Give you a matrix(only contains 0 or 1),every time you can select a row or a column and delete all the '1' in this row or this column .

    Your task is to give out the minimum times of deleting all the '1' in the matrix.
Input
    There are several test cases.

    The first line contains two integers n,m(1<=n,m<=100), n is the number of rows of the given matrix and m is the number of columns of the given matrix.
    The next n lines describe the matrix:each line contains m integer, which may be either ‘1’ or ‘0’.

    n=0 indicate the end of input.
Output
    For each of the test cases, in the order given in the input, print one line containing the minimum times of deleting all the '1' in the matrix.
Sample Input

    3 3
    0 0 0
    1 0 1
    0 1 0
    0

Sample Output

    2

題意：給你一個0,1矩陣，讓你每次可以將一行或者一列的把1變成0，求最少幾次可以讓所有的1都變成0。

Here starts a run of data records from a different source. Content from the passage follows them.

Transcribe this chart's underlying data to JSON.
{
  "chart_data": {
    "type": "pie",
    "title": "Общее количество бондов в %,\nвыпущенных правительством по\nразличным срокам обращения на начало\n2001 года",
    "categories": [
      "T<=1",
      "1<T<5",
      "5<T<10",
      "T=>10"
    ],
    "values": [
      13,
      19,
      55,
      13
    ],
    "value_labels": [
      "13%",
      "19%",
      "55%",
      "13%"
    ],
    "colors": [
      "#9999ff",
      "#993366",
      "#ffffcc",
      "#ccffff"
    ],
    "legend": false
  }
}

分析：二分匹配題，將矩陣中是1的格子的x和y座標記錄下來，然後再求最大匹配數即可。

#include<stdio.h>
#include<string.h>
int m,n,e[110][110],match[110],book[110];
int dfs(int u)
{
	int i;
	for(i = 1; i <= m; i ++)
	{
		if(book[i] == 0 && e[u][i] == 1)
		{
			book[i] = 1;
			if(match[i] == 0 || dfs(match[i]))
			{
				match[i] = u;
				return 1;
			}
		}
	}
	return 0;
}
int main()
{
	int i,j,k,sum;
	while(scanf("%d",&n), n != 0)
	{
		scanf("%d",&m);
		sum = 0;
		memset(e,0,sizeof(e));
		memset(match,0,sizeof(match));
		for(i = 1; i <= n; i ++)
			for(j = 1; j <= m; j ++)
			{
				scanf("%d",&k);
				if(k == 1)
					e[i][j] = 1;
			}
		for(i = 1; i <= n; i ++)
		{
			memset(book,0,sizeof(book));
			if(dfs(i))
				sum ++;
		}
		printf("%d\n",sum);	
	}
	return 0;
}